Hola a todos! De nuevo vuelvo a la carga con una nueva entrada, recién salida del horno. Espero que os guste.
Hace tiempo que creía que lo que más valía hoy en día era que los demás te aceptasen. Digo hace tiempo porque fue cuando estaba en mi época adolescente, donde lo más importante era pertenecer a un grupo, tener muchos amigos y sobretodo la aprobación de los demás. Ese tiempo en el que valía más cambiar de camiseta todos los días y no repetir que saberse una poesía, que era considerado de empollones, frikis o como queráis llamarlo. Ese tiempo en el que si tenías una agenda era para que los compañeros te pusiesen cosas en ella o para escribir frases de amor a ese imposible que tan locamente enamorada te tenía.
Menos mal que ese tiempo pasó, que yo cambié, que mi vida cambió y sobretodo menos mal que me di cuenta de que lo verdaderamente importante no era que los demás te aceptasen, sino aceptarte a ti misma.

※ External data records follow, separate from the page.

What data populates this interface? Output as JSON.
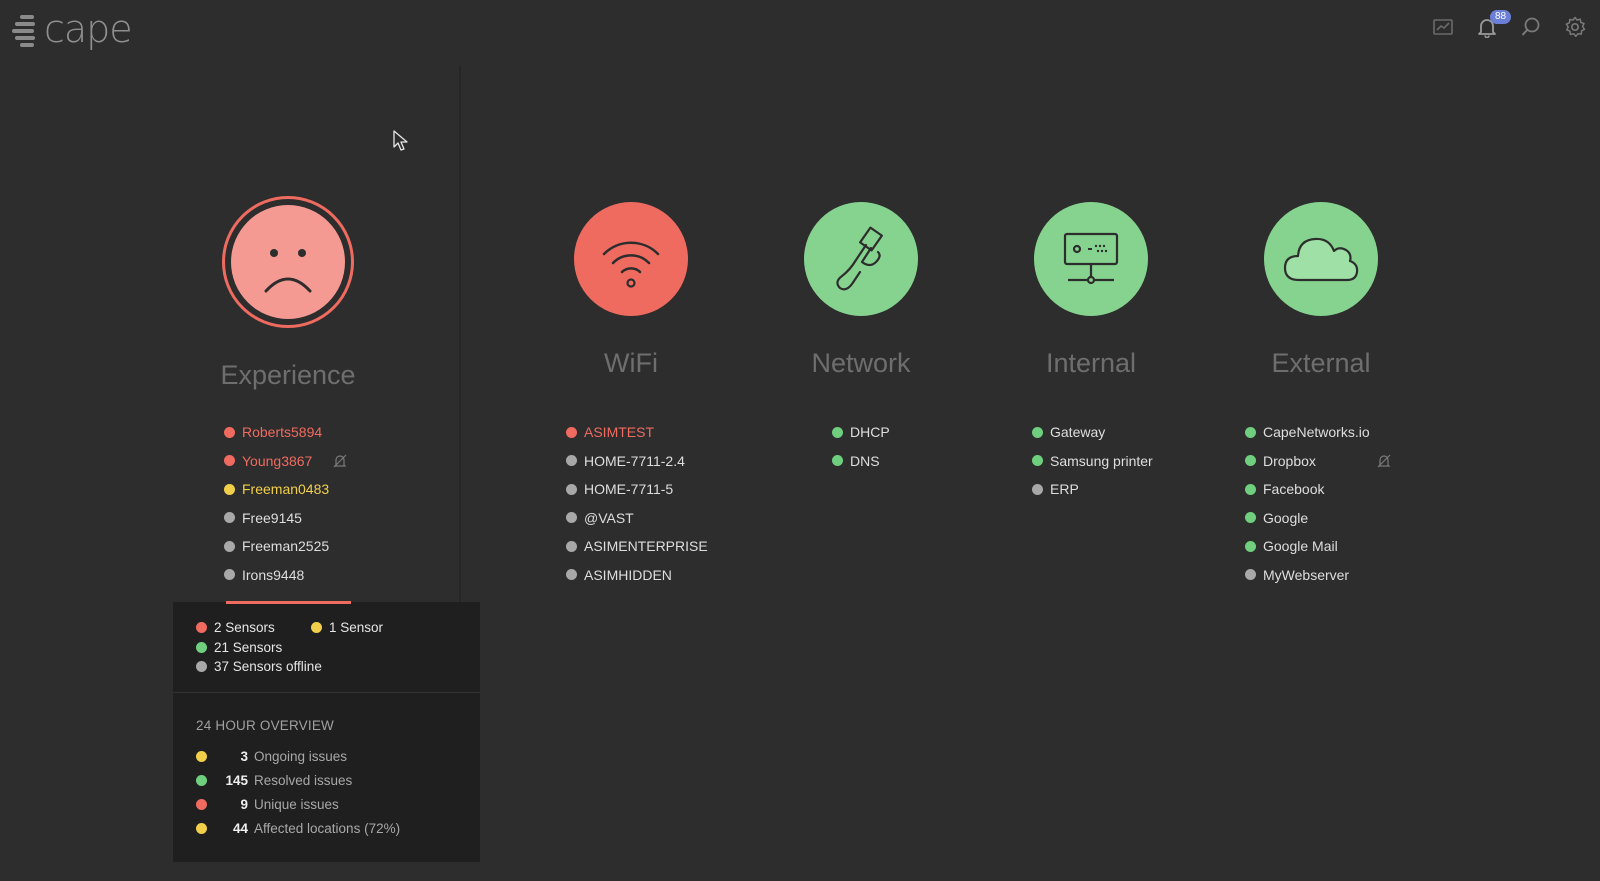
{
  "app": {
    "logo_text": "cape"
  },
  "topbar": {
    "notifications_count": "88"
  },
  "columns": {
    "experience": {
      "title": "Experience",
      "status": "red",
      "icon": "sad-face-icon"
    },
    "wifi": {
      "title": "WiFi",
      "status": "red",
      "icon": "wifi-icon"
    },
    "network": {
      "title": "Network",
      "status": "green",
      "icon": "ethernet-cable-icon"
    },
    "internal": {
      "title": "Internal",
      "status": "green",
      "icon": "server-icon"
    },
    "external": {
      "title": "External",
      "status": "green",
      "icon": "cloud-icon"
    }
  },
  "lists": {
    "experience": [
      {
        "label": "Roberts5894",
        "status": "red"
      },
      {
        "label": "Young3867",
        "status": "red",
        "muted": true
      },
      {
        "label": "Freeman0483",
        "status": "yellow"
      },
      {
        "label": "Free9145",
        "status": "gray"
      },
      {
        "label": "Freeman2525",
        "status": "gray"
      },
      {
        "label": "Irons9448",
        "status": "gray"
      }
    ],
    "wifi": [
      {
        "label": "ASIMTEST",
        "status": "red"
      },
      {
        "label": "HOME-7711-2.4",
        "status": "gray"
      },
      {
        "label": "HOME-7711-5",
        "status": "gray"
      },
      {
        "label": "@VAST",
        "status": "gray"
      },
      {
        "label": "ASIMENTERPRISE",
        "status": "gray"
      },
      {
        "label": "ASIMHIDDEN",
        "status": "gray"
      }
    ],
    "network": [
      {
        "label": "DHCP",
        "status": "green"
      },
      {
        "label": "DNS",
        "status": "green"
      }
    ],
    "internal": [
      {
        "label": "Gateway",
        "status": "green"
      },
      {
        "label": "Samsung printer",
        "status": "green"
      },
      {
        "label": "ERP",
        "status": "gray"
      }
    ],
    "external": [
      {
        "label": "CapeNetworks.io",
        "status": "green"
      },
      {
        "label": "Dropbox",
        "status": "green",
        "muted": true
      },
      {
        "label": "Facebook",
        "status": "green"
      },
      {
        "label": "Google",
        "status": "green"
      },
      {
        "label": "Google Mail",
        "status": "green"
      },
      {
        "label": "MyWebserver",
        "status": "gray"
      }
    ]
  },
  "sensors": {
    "red": "2 Sensors",
    "yellow": "1 Sensor",
    "green": "21 Sensors",
    "offline": "37 Sensors offline"
  },
  "overview": {
    "title": "24 HOUR OVERVIEW",
    "rows": [
      {
        "num": "3",
        "label": "Ongoing issues",
        "status": "yellow"
      },
      {
        "num": "145",
        "label": "Resolved issues",
        "status": "green"
      },
      {
        "num": "9",
        "label": "Unique issues",
        "status": "red"
      },
      {
        "num": "44",
        "label": "Affected locations (72%)",
        "status": "yellow"
      }
    ]
  },
  "colors": {
    "red": "#ef6b60",
    "green": "#86d38f",
    "yellow": "#f2cf4b",
    "gray": "#a8a8a8",
    "background": "#2d2d2d",
    "panel": "#1f1f1f",
    "badge": "#6b7fd7"
  }
}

En los últimos tiempos la sociedad se ha regido por una serie de estereotipos, en todos los ámbitos. Tienes que ser una chica delgada, relativamente alta y vestir a la última moda para que los demás te "acepten" o eso nos quieren hacer creer.
Supongo que me he vuelto una incrédula, porque me da igual lo que digan los demás, y con los demás me refiero a la sociedad en general. Solo me importa lo que opino yo de mí misma y también lo que opina mi gente, mi familia, mis amigos, los que me quieren.
Cuando por fin me di cuenta de quien era, cuando formé del todo mi personalidad, me miré al espejo y entonces pude definirme. Soy una persona alegre, soñadora, buena.
A todos nos pasa que cuando a alguien a quién quieres le preguntas algo sobre ti, como por ejemplo:¿cómo soy? te va a contestar con algo que te guste y que te haga sentir bien, aunque también habrá verdad en sus palabras, porque quien te quiere te cuida, pero también te enseña.
Supongo que no hay mejor manera de explicar a qué me estoy refiriendo que con un ejemplo, así que os dejo uno.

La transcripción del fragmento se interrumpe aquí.